How many tickets are issued? What's the average age of drivers? Where are they stopped the most? What are the driving? Which officers give the most tickets? Which the fewest?
So, we turned to state government for answers. After all, the state requires police officers to gather a variety of information on each traffic infraction.
Certainly, we assumed, if it's required to be collected, somebody in state government must collate it and analyze it, looking for useful trends or patterns in the data.
Well, like they say, never assume.
Traffic ticket information, we found, was simply stuffed into a box and shoved into a closet at the agency issuing the ticket. There was no overarching state process for collecting and analysing date.
Ditto for information on public school security plans. Ditto again for information on electronic consumer data breech reports, which we found were gathered by five different state agencies and analyzed by none.
It's a problem we have found over and over in trying to report on issues affecting the state.
While retailers like Google and Amazon are analyzing our every move on the Web, fairly obvious information of public importance and interest is ignored by the state after it goes to the trouble of collecting it.
A blatant example of poor record-keeping became apparent in a story Monday by Naomi Schalit of the Maine Center for Public Interest Reporting.
Schalit tried to reconstruct the critical decisions and discussions that led up to and defined the state's expedited wind-zone process.
The two final meetings of the Governor's wind power task force were key to that process.
During those meetings, regulators discussed and agreed upon the maps designating where wind developers could use the speeded-up process to allow wind power projects.
Unfortunately, there were no minutes or summaries kept of those meetings.
Minutes were kept of other meetings, just not those two, which turned out to be key to the process.
"Everyone was working straight out on getting the report done and no one had time to get the summaries done," said the secretary for the task force's chairman.
The task force was in a rush to get its report done before the legislative session ended.
"There was a lot of 'Here, here, here and here' and 'No, no, and no,' " according to task force member Rep. Stacey Fitts, R-Pittsfield.
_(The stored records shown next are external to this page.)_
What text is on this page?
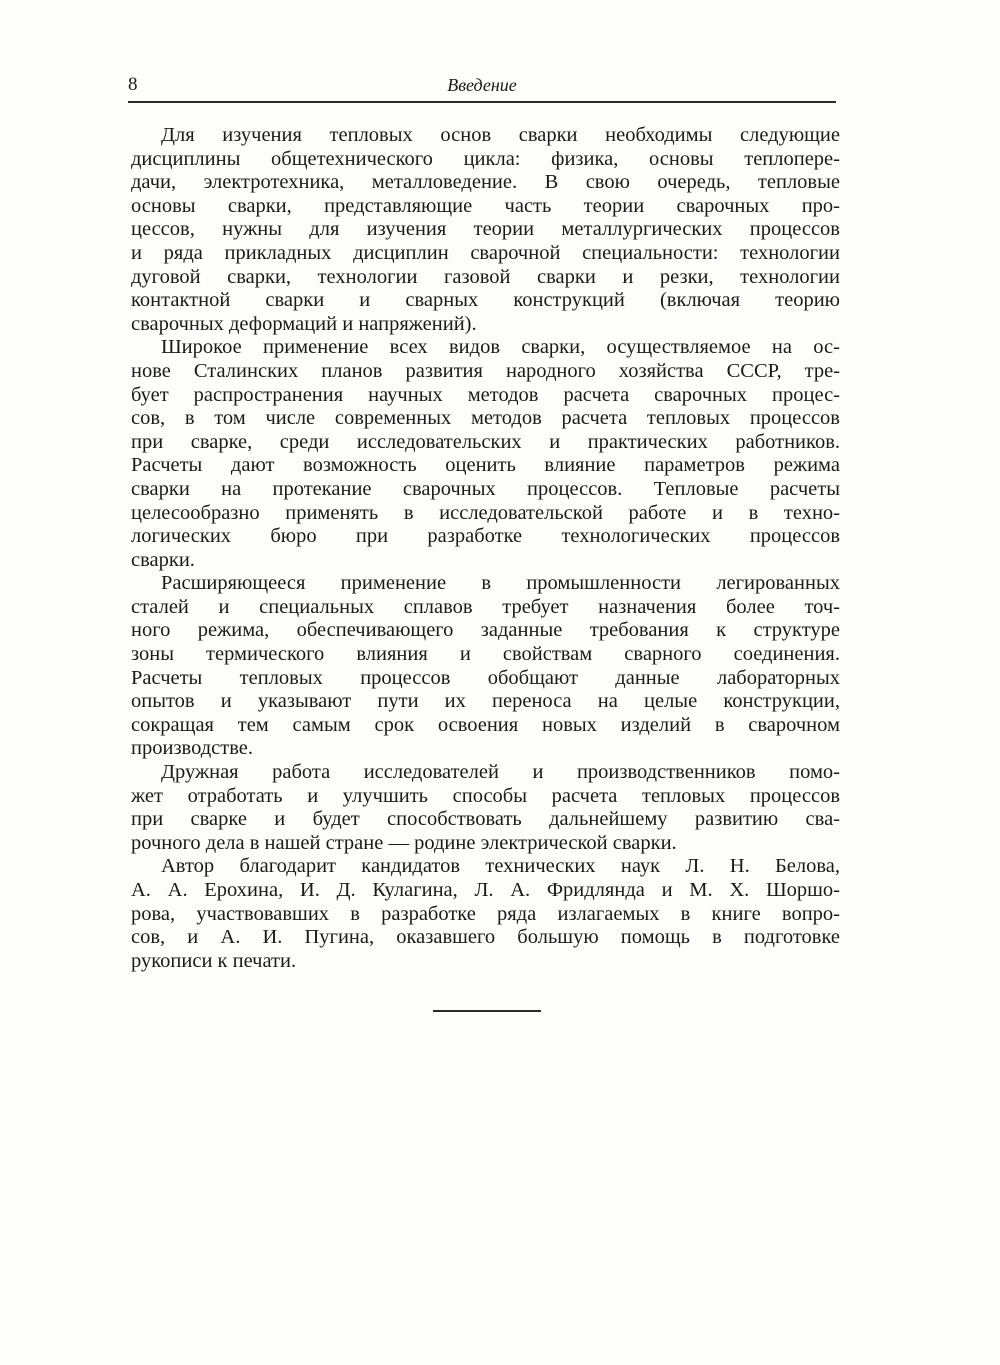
8	Введение
Для изучения тепловых основ сварки необходимы следующие
дисциплины общетехнического цикла: физика, основы теплопере-
дачи, электротехника, металловедение. В свою очередь, тепловые
основы сварки, представляющие часть теории сварочных про-
цессов, нужны для изучения теории металлургических процессов
и ряда прикладных дисциплин сварочной специальности: технологии
дуговой сварки, технологии газовой сварки и резки, технологии
контактной сварки и сварных конструкций (включая теорию
сварочных деформаций и напряжений).
Широкое применение всех видов сварки, осуществляемое на ос-
нове Сталинских планов развития народного хозяйства СССР, тре-
бует распространения научных методов расчета сварочных процес-
сов, в том числе современных методов расчета тепловых процессов
при сварке, среди исследовательских и практических работников.
Расчеты дают возможность оценить влияние параметров режима
сварки на протекание сварочных процессов. Тепловые расчеты
целесообразно применять в исследовательской работе и в техно-
логических бюро при разработке технологических процессов
сварки.
Расширяющееся применение в промышленности легированных
сталей и специальных сплавов требует назначения более точ-
ного режима, обеспечивающего заданные требования к структуре
зоны термического влияния и свойствам сварного соединения.
Расчеты тепловых процессов обобщают данные лабораторных
опытов и указывают пути их переноса на целые конструкции,
сокращая тем самым срок освоения новых изделий в сварочном
производстве.
Дружная работа исследователей и производственников помо-
жет отработать и улучшить способы расчета тепловых процессов
при сварке и будет способствовать дальнейшему развитию сва-
рочного дела в нашей стране — родине электрической сварки.
Автор благодарит кандидатов технических наук Л. Н. Белова,
А. А. Ерохина, И. Д. Кулагина, Л. А. Фридлянда и М. Х. Шоршо-
рова, участвовавших в разработке ряда излагаемых в книге вопро-
сов, и А. И. Пугина, оказавшего большую помощь в подготовке
рукописи к печати.
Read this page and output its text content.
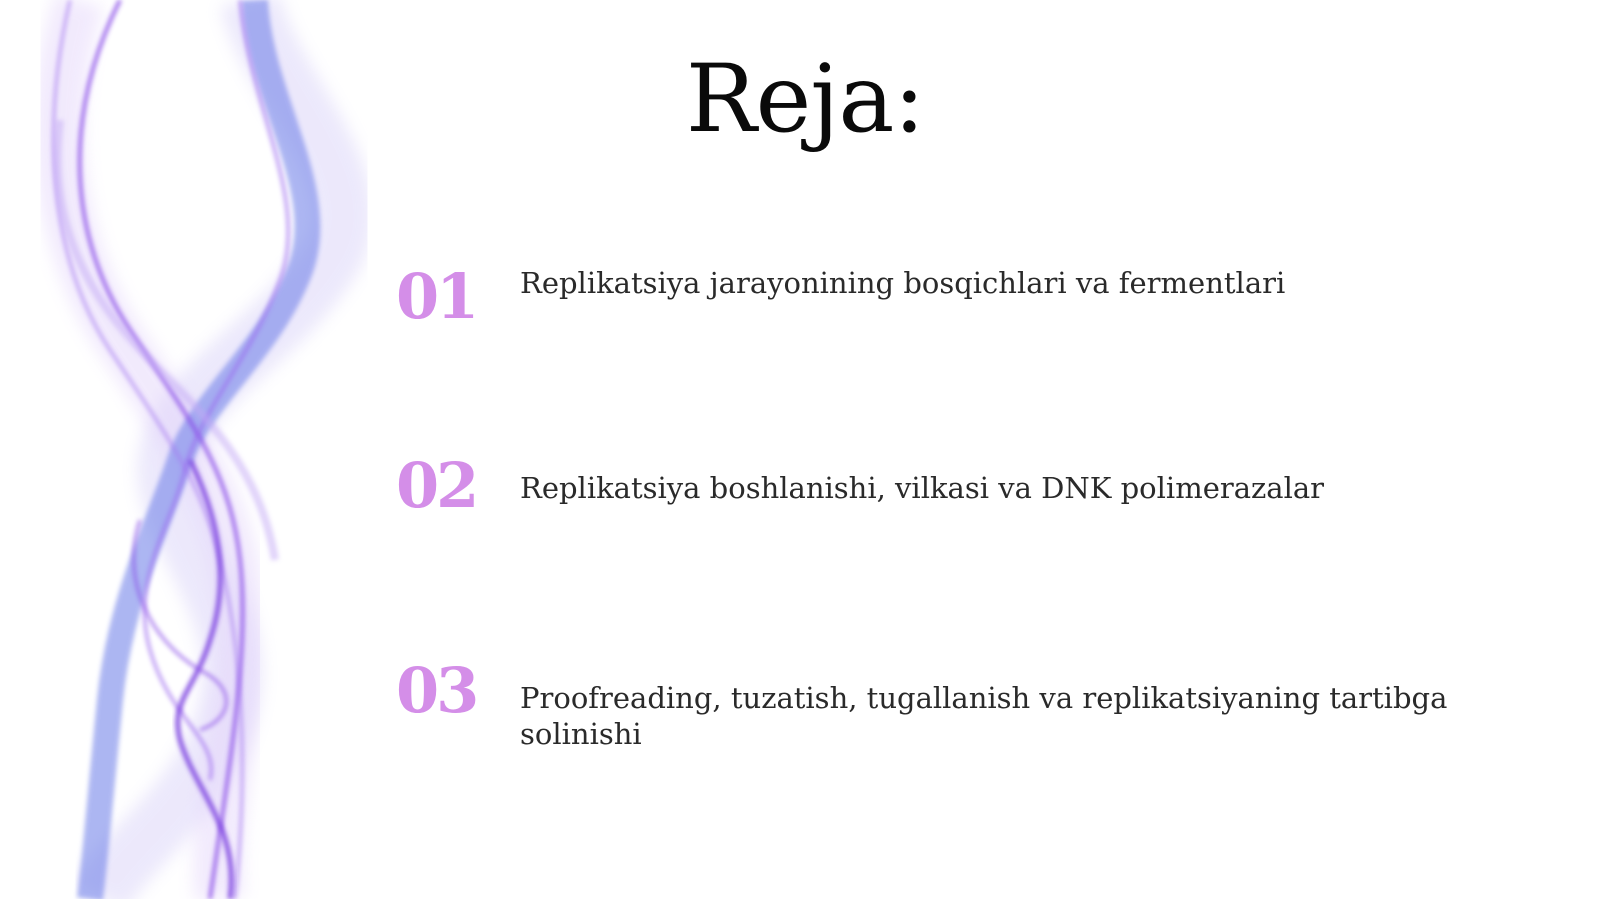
Reja:
01 Replikatsiya jarayonining bosqichlari va fermentlari
02 Replikatsiya boshlanishi, vilkasi va DNK polimerazalar
03 Proofreading, tuzatish, tugallanish va replikatsiyaning tartibga solinishi
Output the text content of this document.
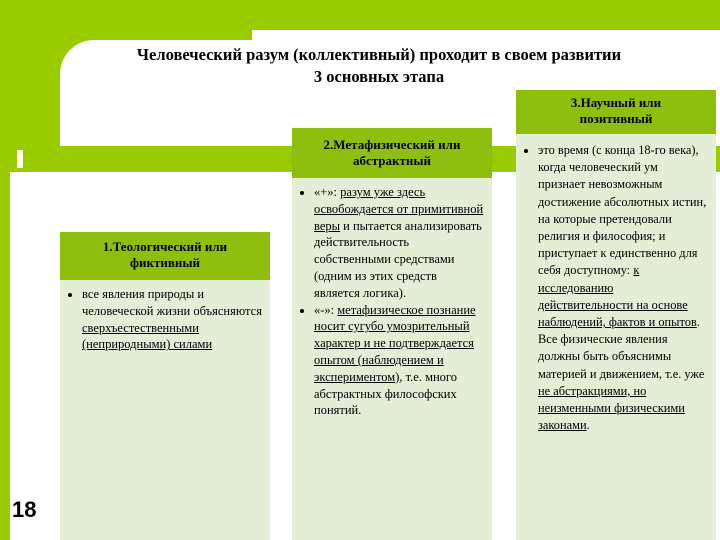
Человеческий разум (коллективный) проходит в своем развитии
3 основных этапа
1.Теологический или
фиктивный
• все явления природы и человеческой жизни объясняются сверхъестественными (неприродными) силами
2.Метафизический или
абстрактный
• «+»: разум уже здесь освобождается от примитивной веры и пытается анализировать действительность собственными средствами (одним из этих средств является логика).
• «-»: метафизическое познание носит сугубо умозрительный характер и не подтверждается опытом (наблюдением и экспериментом), т.е. много абстрактных философских понятий.
3.Научный или
позитивный
• это время (с конца 18-го века), когда человеческий ум признает невозможным достижение абсолютных истин, на которые претендовали религия и философия; и приступает к единственно для себя доступному: к исследованию действительности на основе наблюдений, фактов и опытов. Все физические явления должны быть объяснимы материей и движением, т.е. уже не абстракциями, но неизменными физическими законами.
18
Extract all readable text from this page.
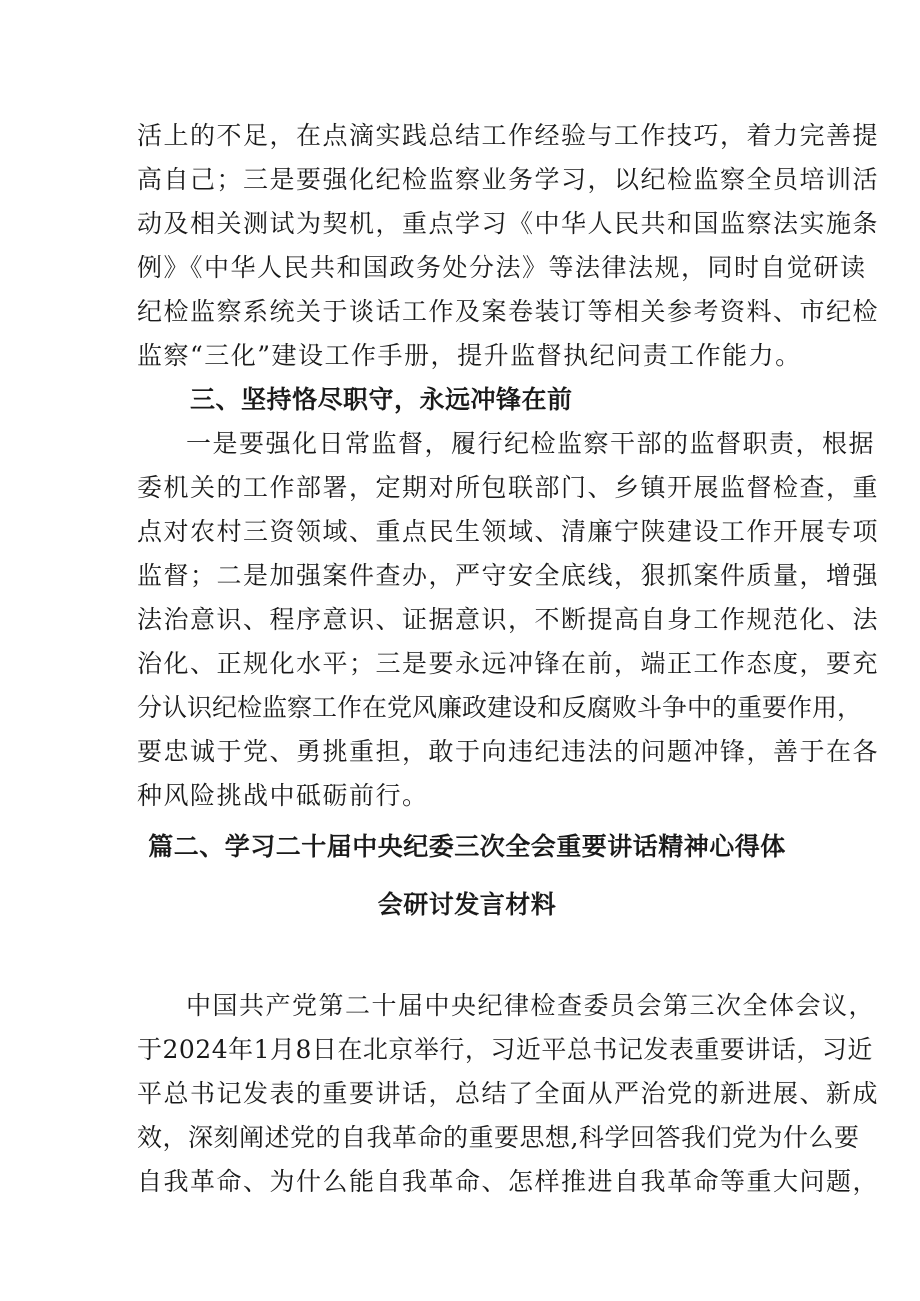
活上的不足，在点滴实践总结工作经验与工作技巧，着力完善提
高自己；三是要强化纪检监察业务学习，以纪检监察全员培训活
动及相关测试为契机，重点学习《中华人民共和国监察法实施条
例》《中华人民共和国政务处分法》等法律法规，同时自觉研读
纪检监察系统关于谈话工作及案卷装订等相关参考资料、市纪检
监察“三化”建设工作手册，提升监督执纪问责工作能力。
三、坚持恪尽职守，永远冲锋在前
一是要强化日常监督，履行纪检监察干部的监督职责，根据
委机关的工作部署，定期对所包联部门、乡镇开展监督检查，重
点对农村三资领域、重点民生领域、清廉宁陕建设工作开展专项
监督；二是加强案件查办，严守安全底线，狠抓案件质量，增强
法治意识、程序意识、证据意识，不断提高自身工作规范化、法
治化、正规化水平；三是要永远冲锋在前，端正工作态度，要充
分认识纪检监察工作在党风廉政建设和反腐败斗争中的重要作用，
要忠诚于党、勇挑重担，敢于向违纪违法的问题冲锋，善于在各
种风险挑战中砥砺前行。
篇二、学习二十届中央纪委三次全会重要讲话精神心得体
会研讨发言材料
中国共产党第二十届中央纪律检查委员会第三次全体会议，
于2024年1月8日在北京举行，习近平总书记发表重要讲话，习近
平总书记发表的重要讲话，总结了全面从严治党的新进展、新成
效，深刻阐述党的自我革命的重要思想,科学回答我们党为什么要
自我革命、为什么能自我革命、怎样推进自我革命等重大问题，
A Maine Audubon Society member said the process involved a lot of, "I want this in, I want this out."
So, two years later, Maine is left with a map and only hazy recollections of how it came to be.
Not very reassuring.
Would it have been so hard to video tape these discussions? Turn on a tape recorder if everyone was too busy to take notes?
The Legislature should establish a data-management study committee to examine all of the state's information management capabilities and processes.
While proper data-management may seem like an expense on the surface, information gives policy makers the ability to make smarter public policy decisions.
That would likely result in more efficient, effective state government — saving money in the long run.